4.12. Considerações finais

O capítulo procurou mostrar que a redução da inflação trouxe para o governo um outro problema, ou seja, desde a implementação do Plano Real, as necessidades de financiamento do setor público têm se mantido em níveis altos, seja pela proteção que o poder público outorgou ao setor privado, assumindo risco originalmente do setor financeiro e do setor exportador, seja reconhecendo dívidas passadas, seja pelas altas taxas de juros internas praticadas em todos esses anos, transferindo renda para o setor privado financeiro e grandes empresas.

Conforme bem menciona Carvalho (2007a, p. 77), o aumento da dívida pública interna reside intrinsecamente na política econômica adotada pelo governo e na assunção do governo para abrandar os efeitos dos choques externos e internos sobre o setor privado. Com isso, o efeito-riqueza negativo sobre o setor privado não ocorreu nos anos de crise, pois o custo dessas medidas foi transferido para o governo, que passa a socializar os prejuízos.
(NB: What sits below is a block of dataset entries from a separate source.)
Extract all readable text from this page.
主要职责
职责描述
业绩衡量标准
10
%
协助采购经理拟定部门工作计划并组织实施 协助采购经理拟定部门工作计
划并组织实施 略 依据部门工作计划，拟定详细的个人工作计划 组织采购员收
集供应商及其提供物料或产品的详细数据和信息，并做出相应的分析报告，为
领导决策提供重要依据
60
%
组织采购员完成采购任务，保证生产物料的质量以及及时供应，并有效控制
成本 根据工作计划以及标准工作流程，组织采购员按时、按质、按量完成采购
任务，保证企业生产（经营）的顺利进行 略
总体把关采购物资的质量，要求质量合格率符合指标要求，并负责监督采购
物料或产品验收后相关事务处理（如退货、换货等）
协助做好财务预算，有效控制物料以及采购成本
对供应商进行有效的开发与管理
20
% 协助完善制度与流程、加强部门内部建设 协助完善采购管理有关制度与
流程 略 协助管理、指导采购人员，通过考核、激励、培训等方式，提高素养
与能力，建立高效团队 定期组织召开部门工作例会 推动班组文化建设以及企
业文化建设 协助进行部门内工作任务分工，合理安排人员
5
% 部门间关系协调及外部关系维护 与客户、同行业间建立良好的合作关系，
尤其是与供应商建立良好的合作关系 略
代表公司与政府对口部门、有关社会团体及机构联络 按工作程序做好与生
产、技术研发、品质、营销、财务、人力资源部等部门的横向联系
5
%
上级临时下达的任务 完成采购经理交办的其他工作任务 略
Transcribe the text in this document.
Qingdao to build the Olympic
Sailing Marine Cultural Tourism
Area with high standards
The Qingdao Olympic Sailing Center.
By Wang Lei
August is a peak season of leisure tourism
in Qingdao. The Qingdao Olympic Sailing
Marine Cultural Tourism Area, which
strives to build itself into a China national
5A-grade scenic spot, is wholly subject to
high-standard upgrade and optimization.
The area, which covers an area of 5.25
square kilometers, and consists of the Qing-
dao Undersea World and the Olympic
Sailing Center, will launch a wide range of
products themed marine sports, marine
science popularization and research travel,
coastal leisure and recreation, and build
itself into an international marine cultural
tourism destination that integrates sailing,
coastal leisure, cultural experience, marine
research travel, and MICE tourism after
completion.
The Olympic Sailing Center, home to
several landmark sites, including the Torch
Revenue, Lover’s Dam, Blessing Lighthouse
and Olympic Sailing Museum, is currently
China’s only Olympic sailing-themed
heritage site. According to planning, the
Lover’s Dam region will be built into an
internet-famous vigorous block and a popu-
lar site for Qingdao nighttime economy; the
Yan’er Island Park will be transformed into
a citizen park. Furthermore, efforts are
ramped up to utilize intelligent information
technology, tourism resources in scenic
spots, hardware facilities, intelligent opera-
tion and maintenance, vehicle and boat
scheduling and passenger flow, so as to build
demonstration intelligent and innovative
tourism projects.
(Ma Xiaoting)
Dada a transferência de imposto da União para as entidades da federação, e o grau de vinculação das receitas, as poucas iniciativas de corte nos gastos públicos resultam em diminuição dos investimentos, com reflexos negativos para o crescimento do produto e geração de empregos.

A alta taxa de juros interna, o elevado endividamento do setor público e o curto prazo de maturação da dívida implicam em importante fator de aumento do déficit público, realimentando o processo. Com efeito, o superávit primário não tem sido suficiente para fazer frente ao pagamento dos juros, que passa a incorporar o estoque da dívida, agravando o problema.